What Trevor devises is a plan with unexpected consequences: he will a good deed for three different people and make them promise, not to pay the favor back, but to pay it forward to three other people, each of whom must help three others, and so on.
Though critics have dumped unprecedented amounts of scorn on the film, attacking its heavy-handed manipulation of the audience’s emotions, the film does maintain a remarkable balance between optimism and pessimism.
Trevor’s scheme, while clearly having some positive impact on the world, ultimately brings as much derision and skepticism–and outright fury–as it does success and satisfaction.
This illustrates one of Jacobsen’s main points, among the chief reasons she chose to become an advocate for the gifted: some everyday geniuses, though they live in a world that supposedly prizes innovation, can end up paying a terrible price for their gift.
“It does extract quite a price for many people,” Jacobsen agrees, “but that doesn’t necessarily mean that their lives are lives of misery. That’s not the case. But it can be very painful for bright young kids to notice what’s going on in the society around them, and to see that everybody else just kind of take it for granted and accepts it.
“I’ll give you an example from my own life, when I was very little. I remember the time I came across some old World War II movie on TV. I’d never seen anything like it before. I remember running out to the kitchen and saying to my mother, ‘There’s war! There’s war!’ It was my first conception that there was such a thing, and I was beside myself. ‘There’s war! We have to do something about it. What can we do?’
“And my mother was very kind. She didn’t blow me off or laugh, but she was clearly not as upset about war as I was. Next thing I know she was saying, ‘It’s time for dinner.” And I said, ‘Dinner? We can’t have dinner. There’s war!’
“When Helen Hunt’s character [Trevor’s struggling alcoholic mother] comes storming into the classroom, she says, ‘You can’t give an assignment like that to a kid like this! He’ll believe it. He’ll do it. He’ll try to change the world and expect the world to change.’ That’s very true for gifted kids. They will go to the heart of the matter and will take it into a depth of understanding that the adults around them can’t know or appreciate.”
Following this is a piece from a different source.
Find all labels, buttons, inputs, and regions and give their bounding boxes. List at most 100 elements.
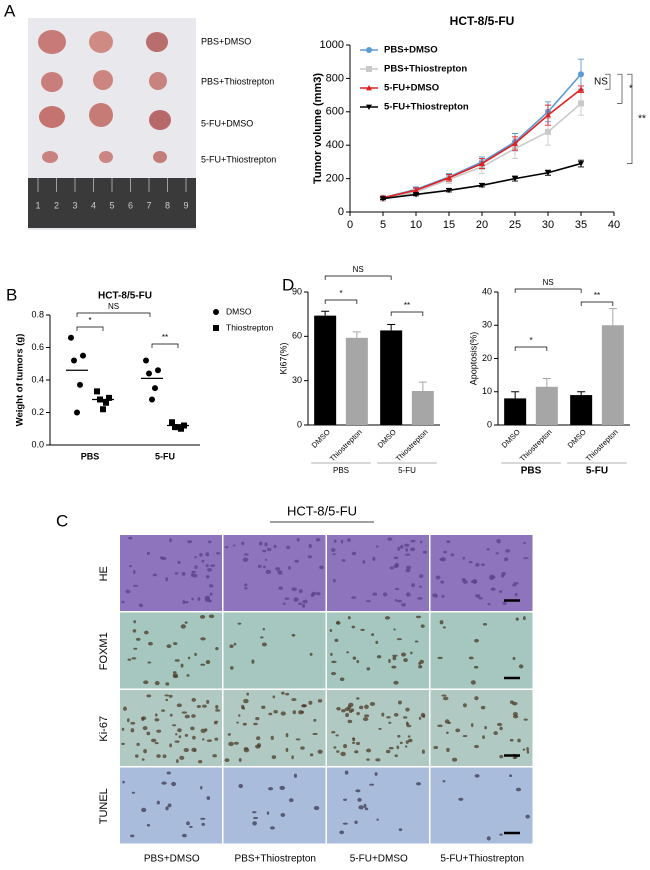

Jacobsen pauses again. She waits. Then she laughs.
“It’s really remarkable how well this film relates to my book,” she says. “If the gifted people in this story had read my book, they might not have been so hard on each other–and on themselves.”
So Trevor really is the ultimate gifted child?
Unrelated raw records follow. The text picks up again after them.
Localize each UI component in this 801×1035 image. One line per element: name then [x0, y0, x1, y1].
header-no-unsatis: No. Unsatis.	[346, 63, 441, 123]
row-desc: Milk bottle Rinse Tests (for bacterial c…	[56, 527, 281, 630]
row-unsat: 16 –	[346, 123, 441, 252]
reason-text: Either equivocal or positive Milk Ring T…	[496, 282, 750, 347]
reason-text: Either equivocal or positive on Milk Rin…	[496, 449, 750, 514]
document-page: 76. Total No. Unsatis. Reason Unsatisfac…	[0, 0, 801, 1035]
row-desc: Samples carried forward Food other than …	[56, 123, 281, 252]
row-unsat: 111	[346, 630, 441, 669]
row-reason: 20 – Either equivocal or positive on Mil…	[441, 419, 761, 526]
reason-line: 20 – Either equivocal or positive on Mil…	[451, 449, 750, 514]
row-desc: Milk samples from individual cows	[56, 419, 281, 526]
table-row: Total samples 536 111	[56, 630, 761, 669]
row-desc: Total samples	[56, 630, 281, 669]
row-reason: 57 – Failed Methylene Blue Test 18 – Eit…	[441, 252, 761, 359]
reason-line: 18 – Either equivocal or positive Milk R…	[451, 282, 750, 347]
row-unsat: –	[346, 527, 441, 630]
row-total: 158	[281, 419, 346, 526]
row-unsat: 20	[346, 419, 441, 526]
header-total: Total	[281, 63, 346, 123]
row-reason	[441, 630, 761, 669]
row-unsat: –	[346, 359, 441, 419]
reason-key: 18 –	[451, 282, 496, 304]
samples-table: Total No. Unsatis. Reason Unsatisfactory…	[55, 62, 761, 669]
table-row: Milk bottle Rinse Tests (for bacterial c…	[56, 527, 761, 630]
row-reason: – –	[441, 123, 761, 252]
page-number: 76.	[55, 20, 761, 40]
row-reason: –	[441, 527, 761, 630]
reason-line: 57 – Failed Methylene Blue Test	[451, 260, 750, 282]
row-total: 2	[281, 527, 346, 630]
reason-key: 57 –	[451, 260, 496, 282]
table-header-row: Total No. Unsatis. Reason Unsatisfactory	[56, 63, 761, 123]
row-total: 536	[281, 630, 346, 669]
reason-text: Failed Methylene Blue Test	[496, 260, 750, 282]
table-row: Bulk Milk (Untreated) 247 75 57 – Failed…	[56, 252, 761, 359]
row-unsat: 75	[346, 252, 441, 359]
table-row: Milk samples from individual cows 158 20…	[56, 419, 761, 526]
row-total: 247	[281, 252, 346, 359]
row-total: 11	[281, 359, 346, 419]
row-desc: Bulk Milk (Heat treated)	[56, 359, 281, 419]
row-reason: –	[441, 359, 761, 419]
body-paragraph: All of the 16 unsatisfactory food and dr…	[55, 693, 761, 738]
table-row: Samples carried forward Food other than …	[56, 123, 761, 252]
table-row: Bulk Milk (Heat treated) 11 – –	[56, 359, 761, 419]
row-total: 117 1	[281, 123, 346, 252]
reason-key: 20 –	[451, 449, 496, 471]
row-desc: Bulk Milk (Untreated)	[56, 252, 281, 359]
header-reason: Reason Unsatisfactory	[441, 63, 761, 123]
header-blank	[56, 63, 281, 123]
“He is,” Jacobsen says. “The only thing I’d like to see, in some movie sometime in the future, is a gifted kid who’s big, strong, athletic and popular. They’re always shown in the movies as little, picked on, marginalized nerds, but they can be anyone.”
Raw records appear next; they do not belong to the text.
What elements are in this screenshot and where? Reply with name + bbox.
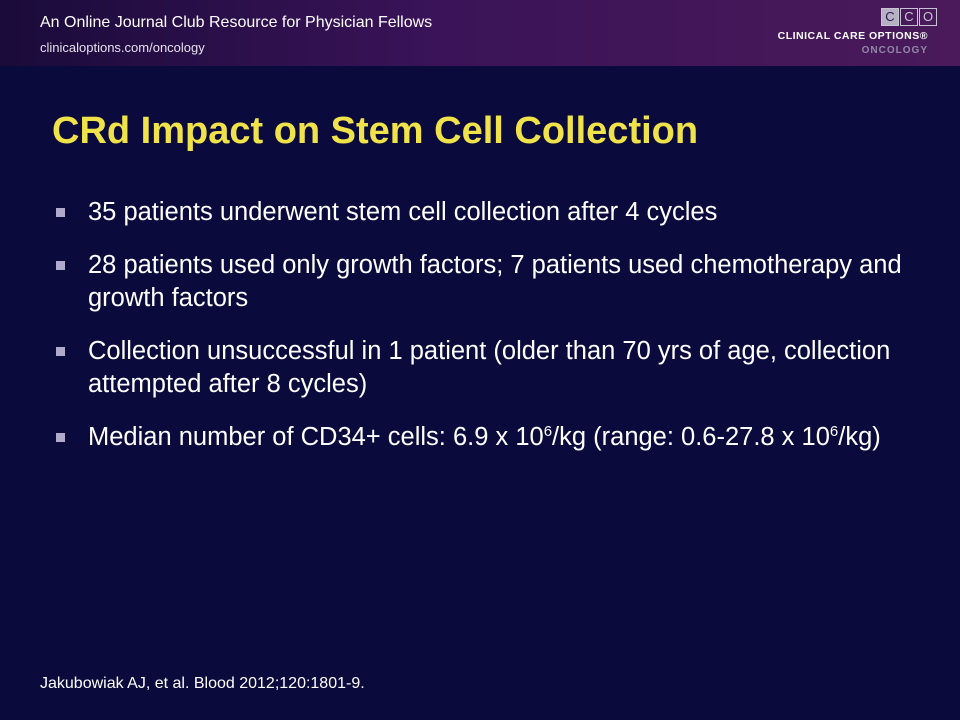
bullet-list: 35 patients underwent stem cell collecti… bbox=[56, 196, 906, 474]
logo-brand-name: CLINICAL CARE OPTIONS® bbox=[777, 30, 928, 42]
superscript-exponent: 6 bbox=[829, 423, 839, 440]
square-bullet-icon bbox=[56, 433, 65, 442]
cco-logo: C C O CLINICAL CARE OPTIONS® ONCOLOGY bbox=[777, 8, 940, 60]
logo-letter-o: O bbox=[919, 8, 937, 26]
superscript-exponent: 6 bbox=[543, 423, 553, 440]
square-bullet-icon bbox=[56, 261, 65, 270]
logo-brand-sub: ONCOLOGY bbox=[861, 45, 928, 56]
bullet-text-part: /kg) bbox=[838, 423, 881, 451]
bullet-text-part: /kg (range: 0.6-27.8 x 10 bbox=[552, 423, 830, 451]
bullet-item: 35 patients underwent stem cell collecti… bbox=[56, 196, 906, 229]
slide-title: CRd Impact on Stem Cell Collection bbox=[52, 110, 699, 152]
citation: Jakubowiak AJ, et al. Blood 2012;120:180… bbox=[40, 675, 365, 692]
bullet-text-part: Median number of CD34+ cells: 6.9 x 10 bbox=[88, 423, 544, 451]
square-bullet-icon bbox=[56, 347, 65, 356]
square-bullet-icon bbox=[56, 208, 65, 217]
bullet-item: Median number of CD34+ cells: 6.9 x 106/… bbox=[56, 421, 906, 454]
header-url: clinicaloptions.com/oncology bbox=[40, 40, 205, 55]
bullet-item: Collection unsuccessful in 1 patient (ol… bbox=[56, 335, 906, 401]
bullet-text: 35 patients underwent stem cell collecti… bbox=[88, 198, 718, 226]
bullet-text: 28 patients used only growth factors; 7 … bbox=[88, 251, 902, 312]
logo-letter-boxes: C C O bbox=[880, 8, 937, 26]
logo-letter-c2: C bbox=[900, 8, 918, 26]
bullet-text: Collection unsuccessful in 1 patient (ol… bbox=[88, 337, 891, 398]
bullet-item: 28 patients used only growth factors; 7 … bbox=[56, 249, 906, 315]
header-bar bbox=[0, 0, 960, 66]
header-tagline: An Online Journal Club Resource for Phys… bbox=[40, 14, 433, 31]
logo-letter-c1: C bbox=[881, 8, 899, 26]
And do they always tend to be so . . . um, sensitive?
“Most of them are,” Jacobsen replies. “Moral outrage starts early. We have this whole clunk of gifted kids out there who are naturally designed to be extra sensitive to the goodness and badness of the world. These are the little monitors of the playground, theses are the little champions of justice in the nursery school, people who are constantly upset by injustice and unfairness. Unfairness takes gifted kids apart.”
According to Jacobsen, the Pay it Forward idea–with its emphasis on cause and effect–is exactly the kind of plan a gifted kid would think of.
“A gifted person realizes that everything they do, and also what they don’t do, will cause a ripple effect,” she says. “Every action, every thought, is like throwing a pebble in the pond, and it leaves a wake, either a wake of constructiveness or a wake of destruction. That’s true for every one of us.”
One more pause. One last chuckle. And a final remark.
“It’s a huge responsibility, you know, to be gifted,” says Dr. Jacobsen “It’s a blessing and a curse, but it’s a responsibility. Because the more you’ve got, the more you’ve got to do.”
From the November 30-December 6, 2000 issue of the Northern California Bohemian.